Photographer Ron Nolland’s work is on display through June at the Best Western Plus, the Inn at Smithfield as part of the North Country Cultural Center for the Arts’ off-site gallery program.
PLATTSBURGH — Ron Nolland and his camera get around.
You might have seen him at Ausable Point—he's the guy on the wildlife viewing deck, patiently waiting for the osprey to return to its humongous nest as the summer sun sends the colors of dusk across the wetland.
You might have also caught him crouching in a stand of skunk cabbage by the Saranac River, shifting from side to side, looking for angles.
If you go:
What: Seenery, an exhibition by photographer Ron Nolland
When: 7 a.m.-11 p.m., through June
Where: Best Western Plus, the Inn at Smithfield, 446 Rt. 3, Plattsburgh
Nolland’s work includes landscapes, the motion of water, and getting close to his subjects.
Nolland doesn't have to etch his love of nature photography into a tree trunk. That would be distasteful.
Instead, he can just point his lens at two bracken fern fiddleheads and capture their figures nodding toward each other to form the shape of a heart.
Take a trip to the Best Western Plus in Plattsburgh and see for yourself—he has 20 photos on display in the hotel’s new gallery space.
Some of his larger pieces also adorn the walls throughout the hotel.
The exhibition, called “Seenery,” is part of the North Country Cultural Center for the Arts’ off-site gallery program, which includes three locations throughout the city.
“I don't think as a resident we always appreciate how much we have,” said Bob Smith, owner of the Best Western in Plattsburgh. “I know from being in the hospitality business and talking to our guests that they view our area with a lot of respect, and they love the area.”
Nolland’s exhibit opened Tuesday, March 19, and included a wine tasting sponsored by the Champlain Wine Company.

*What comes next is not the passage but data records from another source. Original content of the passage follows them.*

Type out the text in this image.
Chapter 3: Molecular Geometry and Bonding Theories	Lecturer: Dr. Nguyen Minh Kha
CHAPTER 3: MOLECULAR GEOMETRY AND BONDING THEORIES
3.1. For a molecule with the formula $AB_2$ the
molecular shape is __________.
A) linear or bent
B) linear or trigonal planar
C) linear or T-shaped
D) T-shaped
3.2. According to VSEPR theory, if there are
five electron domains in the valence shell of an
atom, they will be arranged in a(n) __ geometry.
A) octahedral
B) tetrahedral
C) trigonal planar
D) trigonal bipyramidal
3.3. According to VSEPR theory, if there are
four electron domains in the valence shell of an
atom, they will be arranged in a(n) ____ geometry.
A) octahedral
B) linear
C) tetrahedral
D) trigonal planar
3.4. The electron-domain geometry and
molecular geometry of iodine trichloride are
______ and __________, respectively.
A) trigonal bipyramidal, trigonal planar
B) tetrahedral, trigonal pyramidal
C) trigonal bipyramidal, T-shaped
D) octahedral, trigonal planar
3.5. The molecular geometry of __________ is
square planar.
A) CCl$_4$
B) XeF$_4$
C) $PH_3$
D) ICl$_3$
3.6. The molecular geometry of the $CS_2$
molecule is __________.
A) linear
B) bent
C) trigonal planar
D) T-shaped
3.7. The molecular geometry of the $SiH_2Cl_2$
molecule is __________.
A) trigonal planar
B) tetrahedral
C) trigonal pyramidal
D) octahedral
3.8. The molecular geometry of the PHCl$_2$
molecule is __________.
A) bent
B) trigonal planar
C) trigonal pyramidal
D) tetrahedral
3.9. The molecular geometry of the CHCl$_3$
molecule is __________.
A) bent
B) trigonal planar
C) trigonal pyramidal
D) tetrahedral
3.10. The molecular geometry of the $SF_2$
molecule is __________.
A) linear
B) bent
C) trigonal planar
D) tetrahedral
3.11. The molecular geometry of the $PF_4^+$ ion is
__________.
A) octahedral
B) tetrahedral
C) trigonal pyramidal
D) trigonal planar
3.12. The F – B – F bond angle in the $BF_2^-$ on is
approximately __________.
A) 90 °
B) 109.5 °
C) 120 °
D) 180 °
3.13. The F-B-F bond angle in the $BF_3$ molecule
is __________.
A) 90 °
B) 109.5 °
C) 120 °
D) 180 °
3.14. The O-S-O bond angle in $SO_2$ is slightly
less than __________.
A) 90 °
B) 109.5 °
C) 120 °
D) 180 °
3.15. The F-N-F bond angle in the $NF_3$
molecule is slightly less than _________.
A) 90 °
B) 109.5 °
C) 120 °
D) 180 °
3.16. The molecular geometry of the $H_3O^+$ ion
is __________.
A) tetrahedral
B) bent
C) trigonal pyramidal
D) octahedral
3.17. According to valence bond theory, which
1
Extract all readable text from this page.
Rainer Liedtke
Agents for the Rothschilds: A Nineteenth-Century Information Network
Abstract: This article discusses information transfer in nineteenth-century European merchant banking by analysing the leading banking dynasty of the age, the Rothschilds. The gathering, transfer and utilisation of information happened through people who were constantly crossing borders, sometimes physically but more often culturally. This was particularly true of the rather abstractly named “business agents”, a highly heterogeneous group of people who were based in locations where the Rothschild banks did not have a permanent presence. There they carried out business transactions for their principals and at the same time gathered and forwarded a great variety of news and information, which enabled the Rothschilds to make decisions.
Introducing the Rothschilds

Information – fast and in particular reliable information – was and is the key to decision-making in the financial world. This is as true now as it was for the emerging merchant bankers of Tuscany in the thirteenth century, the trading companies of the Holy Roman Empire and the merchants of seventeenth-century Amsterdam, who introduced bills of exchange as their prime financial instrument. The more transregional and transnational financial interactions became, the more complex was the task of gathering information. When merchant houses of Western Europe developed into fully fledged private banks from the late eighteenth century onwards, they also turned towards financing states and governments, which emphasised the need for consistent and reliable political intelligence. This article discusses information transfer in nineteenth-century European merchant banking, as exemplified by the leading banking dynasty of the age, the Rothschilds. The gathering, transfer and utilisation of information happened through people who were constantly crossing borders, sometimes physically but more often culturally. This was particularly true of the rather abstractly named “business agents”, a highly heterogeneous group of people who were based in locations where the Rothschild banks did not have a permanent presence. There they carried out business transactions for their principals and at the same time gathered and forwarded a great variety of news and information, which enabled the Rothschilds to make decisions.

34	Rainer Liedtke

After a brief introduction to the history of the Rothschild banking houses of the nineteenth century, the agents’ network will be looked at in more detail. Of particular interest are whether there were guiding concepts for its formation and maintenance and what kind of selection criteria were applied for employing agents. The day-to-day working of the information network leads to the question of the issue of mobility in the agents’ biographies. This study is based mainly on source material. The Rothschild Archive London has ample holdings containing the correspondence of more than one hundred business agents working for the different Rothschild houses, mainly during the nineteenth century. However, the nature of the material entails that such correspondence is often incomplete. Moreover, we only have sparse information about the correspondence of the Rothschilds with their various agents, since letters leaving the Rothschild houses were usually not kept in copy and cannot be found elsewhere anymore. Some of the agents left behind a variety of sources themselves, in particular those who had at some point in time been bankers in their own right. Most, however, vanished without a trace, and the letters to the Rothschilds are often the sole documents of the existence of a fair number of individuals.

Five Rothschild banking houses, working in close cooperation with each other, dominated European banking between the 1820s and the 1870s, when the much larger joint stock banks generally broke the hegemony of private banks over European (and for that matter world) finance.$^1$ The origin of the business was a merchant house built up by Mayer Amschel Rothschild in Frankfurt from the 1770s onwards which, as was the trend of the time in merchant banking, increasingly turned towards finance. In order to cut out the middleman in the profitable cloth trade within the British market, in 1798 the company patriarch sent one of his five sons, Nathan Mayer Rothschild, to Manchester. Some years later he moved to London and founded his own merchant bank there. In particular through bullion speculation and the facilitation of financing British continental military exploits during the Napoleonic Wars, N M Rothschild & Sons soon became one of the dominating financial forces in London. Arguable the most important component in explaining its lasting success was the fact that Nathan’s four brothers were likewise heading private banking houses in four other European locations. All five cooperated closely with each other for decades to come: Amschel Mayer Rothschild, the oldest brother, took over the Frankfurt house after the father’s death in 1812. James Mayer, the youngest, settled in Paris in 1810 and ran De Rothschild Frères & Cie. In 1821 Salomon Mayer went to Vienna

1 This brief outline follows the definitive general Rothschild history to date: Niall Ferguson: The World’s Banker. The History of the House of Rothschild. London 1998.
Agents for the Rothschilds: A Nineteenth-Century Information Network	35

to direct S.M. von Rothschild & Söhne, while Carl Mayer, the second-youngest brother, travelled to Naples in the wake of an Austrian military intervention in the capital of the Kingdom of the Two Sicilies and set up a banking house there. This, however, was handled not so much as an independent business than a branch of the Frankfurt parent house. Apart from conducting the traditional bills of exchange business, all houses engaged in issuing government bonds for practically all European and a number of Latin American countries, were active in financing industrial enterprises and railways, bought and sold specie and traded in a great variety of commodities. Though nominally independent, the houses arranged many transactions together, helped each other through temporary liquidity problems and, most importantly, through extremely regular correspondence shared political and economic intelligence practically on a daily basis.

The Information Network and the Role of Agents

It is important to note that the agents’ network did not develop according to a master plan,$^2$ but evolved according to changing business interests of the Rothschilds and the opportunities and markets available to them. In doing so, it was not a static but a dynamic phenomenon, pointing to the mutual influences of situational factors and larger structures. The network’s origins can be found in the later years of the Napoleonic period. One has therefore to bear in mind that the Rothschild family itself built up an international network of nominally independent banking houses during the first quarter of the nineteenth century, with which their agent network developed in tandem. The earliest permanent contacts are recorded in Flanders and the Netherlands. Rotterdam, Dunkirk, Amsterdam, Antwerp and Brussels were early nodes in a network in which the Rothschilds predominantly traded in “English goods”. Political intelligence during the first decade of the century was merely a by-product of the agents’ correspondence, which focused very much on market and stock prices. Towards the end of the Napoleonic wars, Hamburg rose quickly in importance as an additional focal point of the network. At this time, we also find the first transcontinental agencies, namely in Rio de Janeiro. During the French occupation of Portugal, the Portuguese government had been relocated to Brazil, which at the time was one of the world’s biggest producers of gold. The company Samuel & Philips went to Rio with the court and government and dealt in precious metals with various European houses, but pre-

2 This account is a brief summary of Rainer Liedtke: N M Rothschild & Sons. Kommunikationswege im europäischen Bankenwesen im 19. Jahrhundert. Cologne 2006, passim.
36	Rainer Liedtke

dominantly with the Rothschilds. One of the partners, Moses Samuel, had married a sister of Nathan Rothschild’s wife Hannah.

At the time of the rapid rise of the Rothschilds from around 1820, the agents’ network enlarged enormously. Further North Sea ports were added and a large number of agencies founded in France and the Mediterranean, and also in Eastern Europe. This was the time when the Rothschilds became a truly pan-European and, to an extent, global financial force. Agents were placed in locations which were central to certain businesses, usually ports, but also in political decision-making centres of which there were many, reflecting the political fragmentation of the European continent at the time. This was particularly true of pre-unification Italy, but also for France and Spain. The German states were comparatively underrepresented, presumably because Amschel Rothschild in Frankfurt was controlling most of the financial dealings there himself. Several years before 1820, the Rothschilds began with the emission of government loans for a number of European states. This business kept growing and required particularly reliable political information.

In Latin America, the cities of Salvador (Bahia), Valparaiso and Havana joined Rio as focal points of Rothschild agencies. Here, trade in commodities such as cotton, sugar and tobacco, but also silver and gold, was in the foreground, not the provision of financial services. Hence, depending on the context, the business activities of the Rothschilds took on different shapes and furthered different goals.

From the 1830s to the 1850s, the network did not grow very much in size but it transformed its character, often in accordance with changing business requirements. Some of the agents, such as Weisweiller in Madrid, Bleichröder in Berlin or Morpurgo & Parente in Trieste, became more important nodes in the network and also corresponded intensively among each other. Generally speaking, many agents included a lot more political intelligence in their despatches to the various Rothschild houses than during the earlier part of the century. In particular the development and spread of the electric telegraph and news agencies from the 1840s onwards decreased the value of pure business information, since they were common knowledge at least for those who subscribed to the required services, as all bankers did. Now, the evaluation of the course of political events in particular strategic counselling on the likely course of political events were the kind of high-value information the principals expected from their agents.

It will run through June, and other local wineries will be featured at future openings.
All of Nolland’s work is for sale.
“This is really about getting the community to recognize what a great area we have, and that we have to be vested in it,” Smith said. “If we can develop this ground swell for the arts, I think we’ll see all kinds of positive change come out of it.”
Shawna Armstrong, gallery coordinator and graphic designer for NCCCA, said the off-site gallery program has been in the works for some time, and that it is moving forward quickly.
The goal is to begin having quarterly openings at the different locations, starting in July.
“We’ve had interest from other businesses and artists, and we’re just trying to get them all on the same timeline,” Armstrong said.
But every location is different, so some locations are better suited for certain types of art than others.
“We’ve literally just formalized the process, so we’re branding it and putting together contracts for both the artists and gallery sites,” said Janine Scherline, NCCCA’s executive director.
To mark the beginning of the program’s next quarter, two more off-site galleries will open in July—one at the Plattsburgh Public Library and the other at CVPH.
A current off-site gallery, the Plattsburgh Development Corp., will also be switching Penelope Clute’s and Gail Kemp’s “Outdoor Textures” photography exhibit to “Cherish Solitude,” an exhibition of photographs and paintings by Bobby Ziemba and Suzanne Doin on Friday, March 29.
Both Armstrong and Scherline said they’d like to get more artists involved, but for now it is by invitation only.